Dirk Nane, 20.6.2010
Hallo, auch ich habe mit WLAN Handy in der Türkei telefoniert. Auch Sipgate und sogar über Skype, welches sogar kostenlos ist, wenn der zu Hause Gebliebene auch Skype verwendet! Bei Sipgate bekommt man sogar eine deutsche Festnetznummer unter der man dann (sofern man im Internet eingebucht ist) komplett kostenlos angerufen werden kann. Da in der Türkei genügend WLAN-Punkte zur Verfügung stehen - kein Problem!

Jörg Graff, 21.5.2010
1. Da man in den meisten Marinas und auch an vielen Restaurantstegen ein brauchbares WLAN bekommt, kann man sehr preiswert über VoIP telefonieren. Über sipgate bezahle ich 1,79 Cent pro Minute ins deutsche Festnetz, per Handy sind es 1,49 Euro!
2. In Sichtweite griechischer Inseln kann man versuchen, sein Handy dort einbuchen zu lassen, sehr viel billigeres Roaming als über türkische Netze.

Rolf Feucht, 26.2.2010
Nach meiner Kenntnis kosten Gespräche von der Türkei nach Deutschland durchschnittlich 1,50 EUR, ankomende dagegen ca. 0,70 EUR. Anrufen lassen ist deshalb günstiger, vor allem wenn div.
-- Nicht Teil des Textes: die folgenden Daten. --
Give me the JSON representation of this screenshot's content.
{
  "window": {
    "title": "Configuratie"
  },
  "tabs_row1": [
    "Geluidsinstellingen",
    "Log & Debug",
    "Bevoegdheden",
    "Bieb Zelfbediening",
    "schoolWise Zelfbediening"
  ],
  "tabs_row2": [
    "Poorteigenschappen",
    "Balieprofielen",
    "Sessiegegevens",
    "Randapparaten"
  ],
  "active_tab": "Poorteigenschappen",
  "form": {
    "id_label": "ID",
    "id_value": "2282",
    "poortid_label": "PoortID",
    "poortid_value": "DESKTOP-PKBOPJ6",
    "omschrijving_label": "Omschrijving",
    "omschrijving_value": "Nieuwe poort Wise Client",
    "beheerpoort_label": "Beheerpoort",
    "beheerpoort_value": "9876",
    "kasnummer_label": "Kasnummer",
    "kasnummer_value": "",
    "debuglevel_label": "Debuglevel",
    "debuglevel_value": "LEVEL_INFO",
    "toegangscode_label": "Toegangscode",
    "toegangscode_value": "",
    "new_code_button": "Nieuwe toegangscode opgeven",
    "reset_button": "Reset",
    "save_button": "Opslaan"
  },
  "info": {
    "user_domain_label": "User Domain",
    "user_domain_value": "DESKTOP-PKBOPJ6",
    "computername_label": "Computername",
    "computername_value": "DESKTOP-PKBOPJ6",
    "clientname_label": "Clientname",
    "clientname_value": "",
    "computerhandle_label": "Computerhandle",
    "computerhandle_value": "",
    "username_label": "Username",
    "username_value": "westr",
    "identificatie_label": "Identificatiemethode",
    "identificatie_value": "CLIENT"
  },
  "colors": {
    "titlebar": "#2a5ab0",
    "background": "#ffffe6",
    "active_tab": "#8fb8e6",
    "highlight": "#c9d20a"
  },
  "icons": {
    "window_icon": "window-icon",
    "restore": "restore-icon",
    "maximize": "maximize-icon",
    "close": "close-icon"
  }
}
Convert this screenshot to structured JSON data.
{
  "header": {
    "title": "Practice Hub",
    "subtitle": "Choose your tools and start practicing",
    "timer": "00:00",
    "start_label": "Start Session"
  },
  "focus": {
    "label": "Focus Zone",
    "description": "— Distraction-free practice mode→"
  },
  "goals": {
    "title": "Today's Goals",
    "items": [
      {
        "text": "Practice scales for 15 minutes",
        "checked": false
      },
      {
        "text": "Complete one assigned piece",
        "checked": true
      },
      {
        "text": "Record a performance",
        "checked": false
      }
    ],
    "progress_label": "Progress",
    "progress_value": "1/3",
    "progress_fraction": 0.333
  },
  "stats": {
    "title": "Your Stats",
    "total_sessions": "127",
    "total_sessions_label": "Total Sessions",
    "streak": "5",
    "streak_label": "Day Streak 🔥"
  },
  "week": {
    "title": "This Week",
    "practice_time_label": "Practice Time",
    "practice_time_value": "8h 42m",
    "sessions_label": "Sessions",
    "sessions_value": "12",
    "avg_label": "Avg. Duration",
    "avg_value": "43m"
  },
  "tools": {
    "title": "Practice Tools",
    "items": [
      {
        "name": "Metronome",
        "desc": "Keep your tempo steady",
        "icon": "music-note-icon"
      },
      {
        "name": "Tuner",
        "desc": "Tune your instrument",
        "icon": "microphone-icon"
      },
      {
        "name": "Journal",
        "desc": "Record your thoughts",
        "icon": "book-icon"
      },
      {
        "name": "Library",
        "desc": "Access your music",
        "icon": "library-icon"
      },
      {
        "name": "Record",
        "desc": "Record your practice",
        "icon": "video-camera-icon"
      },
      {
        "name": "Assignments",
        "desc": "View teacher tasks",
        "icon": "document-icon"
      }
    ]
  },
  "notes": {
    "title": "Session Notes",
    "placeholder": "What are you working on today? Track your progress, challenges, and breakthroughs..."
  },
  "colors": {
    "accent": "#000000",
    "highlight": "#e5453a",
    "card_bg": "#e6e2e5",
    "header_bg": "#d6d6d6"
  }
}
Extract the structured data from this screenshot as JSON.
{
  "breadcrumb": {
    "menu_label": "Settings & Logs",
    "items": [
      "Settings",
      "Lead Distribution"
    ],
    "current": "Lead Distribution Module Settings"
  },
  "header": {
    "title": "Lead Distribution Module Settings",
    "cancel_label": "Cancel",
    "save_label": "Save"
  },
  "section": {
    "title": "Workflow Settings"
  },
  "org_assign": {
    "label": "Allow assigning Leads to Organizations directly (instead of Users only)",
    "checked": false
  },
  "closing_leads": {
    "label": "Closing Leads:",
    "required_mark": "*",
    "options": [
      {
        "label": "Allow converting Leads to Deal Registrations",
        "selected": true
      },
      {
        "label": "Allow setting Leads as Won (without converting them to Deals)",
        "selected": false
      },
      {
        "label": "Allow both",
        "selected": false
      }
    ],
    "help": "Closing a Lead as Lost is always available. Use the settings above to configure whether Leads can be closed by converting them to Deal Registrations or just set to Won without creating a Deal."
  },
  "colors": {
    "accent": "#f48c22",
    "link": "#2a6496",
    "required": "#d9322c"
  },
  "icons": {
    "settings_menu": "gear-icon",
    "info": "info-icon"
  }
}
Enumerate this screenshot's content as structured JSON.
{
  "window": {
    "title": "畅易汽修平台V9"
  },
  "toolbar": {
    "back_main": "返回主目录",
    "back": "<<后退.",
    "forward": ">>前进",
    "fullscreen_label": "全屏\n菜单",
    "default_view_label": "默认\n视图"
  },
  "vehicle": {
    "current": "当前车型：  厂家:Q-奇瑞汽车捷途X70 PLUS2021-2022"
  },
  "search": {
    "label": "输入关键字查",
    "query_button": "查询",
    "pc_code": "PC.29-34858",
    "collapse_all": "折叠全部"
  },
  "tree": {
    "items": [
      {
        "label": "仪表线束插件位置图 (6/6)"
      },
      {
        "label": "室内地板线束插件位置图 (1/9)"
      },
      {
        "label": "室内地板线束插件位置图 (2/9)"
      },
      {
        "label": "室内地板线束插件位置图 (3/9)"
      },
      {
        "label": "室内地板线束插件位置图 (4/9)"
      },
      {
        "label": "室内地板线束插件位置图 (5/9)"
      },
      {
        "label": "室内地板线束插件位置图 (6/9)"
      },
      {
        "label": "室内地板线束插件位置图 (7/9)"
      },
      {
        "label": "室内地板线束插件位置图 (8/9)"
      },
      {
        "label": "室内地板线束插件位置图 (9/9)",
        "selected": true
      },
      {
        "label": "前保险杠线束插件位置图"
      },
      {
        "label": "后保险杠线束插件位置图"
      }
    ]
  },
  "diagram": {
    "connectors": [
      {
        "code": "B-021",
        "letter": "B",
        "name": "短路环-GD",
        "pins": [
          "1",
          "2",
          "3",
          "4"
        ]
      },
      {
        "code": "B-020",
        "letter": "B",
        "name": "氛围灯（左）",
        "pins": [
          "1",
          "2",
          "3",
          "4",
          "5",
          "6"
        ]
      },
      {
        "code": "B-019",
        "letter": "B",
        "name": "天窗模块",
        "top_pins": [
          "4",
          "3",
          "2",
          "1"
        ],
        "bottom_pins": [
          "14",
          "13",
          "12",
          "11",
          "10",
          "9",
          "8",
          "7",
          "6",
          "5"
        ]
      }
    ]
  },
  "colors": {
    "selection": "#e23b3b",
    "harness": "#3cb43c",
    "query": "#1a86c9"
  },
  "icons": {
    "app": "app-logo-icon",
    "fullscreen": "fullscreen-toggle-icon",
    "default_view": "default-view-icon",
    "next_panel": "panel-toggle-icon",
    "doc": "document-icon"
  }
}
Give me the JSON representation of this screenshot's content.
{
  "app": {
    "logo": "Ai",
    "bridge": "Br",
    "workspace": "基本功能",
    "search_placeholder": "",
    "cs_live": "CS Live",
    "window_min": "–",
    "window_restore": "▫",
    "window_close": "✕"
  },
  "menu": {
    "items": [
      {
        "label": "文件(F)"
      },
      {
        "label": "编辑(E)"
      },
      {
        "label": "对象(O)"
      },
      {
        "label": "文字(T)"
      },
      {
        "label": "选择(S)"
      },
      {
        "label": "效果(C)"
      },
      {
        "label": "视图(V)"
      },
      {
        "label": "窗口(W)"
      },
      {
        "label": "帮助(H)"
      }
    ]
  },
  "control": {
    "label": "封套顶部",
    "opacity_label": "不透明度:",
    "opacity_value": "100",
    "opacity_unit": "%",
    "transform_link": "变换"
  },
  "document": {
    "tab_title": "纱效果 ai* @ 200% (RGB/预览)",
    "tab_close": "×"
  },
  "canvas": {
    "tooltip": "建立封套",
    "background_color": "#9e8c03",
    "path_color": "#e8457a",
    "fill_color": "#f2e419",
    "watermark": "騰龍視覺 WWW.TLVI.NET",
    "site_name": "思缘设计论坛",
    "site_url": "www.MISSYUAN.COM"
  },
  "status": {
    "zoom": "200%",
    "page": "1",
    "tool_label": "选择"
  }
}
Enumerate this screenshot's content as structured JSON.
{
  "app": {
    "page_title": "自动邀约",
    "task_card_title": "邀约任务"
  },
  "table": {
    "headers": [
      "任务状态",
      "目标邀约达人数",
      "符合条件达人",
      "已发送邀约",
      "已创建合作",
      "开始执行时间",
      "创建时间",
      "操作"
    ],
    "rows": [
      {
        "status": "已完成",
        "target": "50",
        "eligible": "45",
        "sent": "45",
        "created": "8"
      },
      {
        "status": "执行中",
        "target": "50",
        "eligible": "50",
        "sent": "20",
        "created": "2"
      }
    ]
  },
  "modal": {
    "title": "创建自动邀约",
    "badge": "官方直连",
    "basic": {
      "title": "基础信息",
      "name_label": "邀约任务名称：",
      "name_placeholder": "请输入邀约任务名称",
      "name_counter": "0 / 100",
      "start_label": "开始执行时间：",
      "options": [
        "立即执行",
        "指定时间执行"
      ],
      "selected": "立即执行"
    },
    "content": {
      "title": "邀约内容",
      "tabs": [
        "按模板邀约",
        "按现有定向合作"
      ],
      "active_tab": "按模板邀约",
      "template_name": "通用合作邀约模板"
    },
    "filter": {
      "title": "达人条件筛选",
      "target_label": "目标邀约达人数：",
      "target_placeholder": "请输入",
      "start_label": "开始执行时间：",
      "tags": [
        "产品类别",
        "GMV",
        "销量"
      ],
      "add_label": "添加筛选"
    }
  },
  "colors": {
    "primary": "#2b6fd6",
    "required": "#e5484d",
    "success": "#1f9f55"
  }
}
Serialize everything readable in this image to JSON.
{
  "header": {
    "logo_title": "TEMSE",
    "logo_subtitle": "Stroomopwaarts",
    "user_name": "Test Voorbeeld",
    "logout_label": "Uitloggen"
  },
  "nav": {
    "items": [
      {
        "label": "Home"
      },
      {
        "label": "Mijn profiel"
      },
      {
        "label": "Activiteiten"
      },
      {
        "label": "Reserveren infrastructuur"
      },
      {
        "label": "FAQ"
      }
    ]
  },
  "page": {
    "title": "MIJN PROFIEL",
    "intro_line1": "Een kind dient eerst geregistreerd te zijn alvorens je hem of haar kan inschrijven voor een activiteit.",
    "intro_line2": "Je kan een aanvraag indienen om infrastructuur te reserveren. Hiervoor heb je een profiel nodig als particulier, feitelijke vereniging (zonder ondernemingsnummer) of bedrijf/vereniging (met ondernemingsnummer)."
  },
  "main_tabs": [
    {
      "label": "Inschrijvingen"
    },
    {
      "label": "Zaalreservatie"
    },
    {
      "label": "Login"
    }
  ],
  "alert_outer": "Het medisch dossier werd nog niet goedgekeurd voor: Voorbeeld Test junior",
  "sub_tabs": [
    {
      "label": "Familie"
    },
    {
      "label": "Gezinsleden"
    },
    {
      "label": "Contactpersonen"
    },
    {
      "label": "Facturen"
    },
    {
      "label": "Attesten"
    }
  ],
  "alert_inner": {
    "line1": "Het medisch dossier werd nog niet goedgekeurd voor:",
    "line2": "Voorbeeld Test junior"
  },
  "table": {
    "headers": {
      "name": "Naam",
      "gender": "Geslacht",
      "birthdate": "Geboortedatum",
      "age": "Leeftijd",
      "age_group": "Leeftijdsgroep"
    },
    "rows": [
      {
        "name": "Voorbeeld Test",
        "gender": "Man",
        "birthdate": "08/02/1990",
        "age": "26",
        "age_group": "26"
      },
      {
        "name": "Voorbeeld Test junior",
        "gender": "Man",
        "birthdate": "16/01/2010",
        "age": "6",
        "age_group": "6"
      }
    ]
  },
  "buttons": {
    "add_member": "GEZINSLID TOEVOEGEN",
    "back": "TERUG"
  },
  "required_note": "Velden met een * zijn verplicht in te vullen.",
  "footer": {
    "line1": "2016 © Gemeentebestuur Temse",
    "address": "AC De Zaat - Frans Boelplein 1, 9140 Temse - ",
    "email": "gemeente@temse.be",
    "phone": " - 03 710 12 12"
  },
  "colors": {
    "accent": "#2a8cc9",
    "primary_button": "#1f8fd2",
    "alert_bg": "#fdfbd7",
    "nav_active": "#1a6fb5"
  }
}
Prepaidkarten benutzt, so dass der Anrufer in Deutschland 3 Cent pro Minute und der Empänger in der Türkei ca. 70 Cent bezahlt, anstatt ca. 1,50 EUR für den Anruf aus der Türkei (siehe www.teltarif.de/roaming/tuerkei/handy.html)


Kein Name, 18.7.2009
Was ist wenn man die ganze Reise lang das Handy aus hat? Wird es dann trotzdem gesperrt?

Antwort
Wenn man es als Roaminggerät mit der eigenen Karte verwendet wird es nicht gesperrt. Nur wenn man eine türkische (Prepaid-)Karte kauft und einlegt, erfolgt die Sperrung.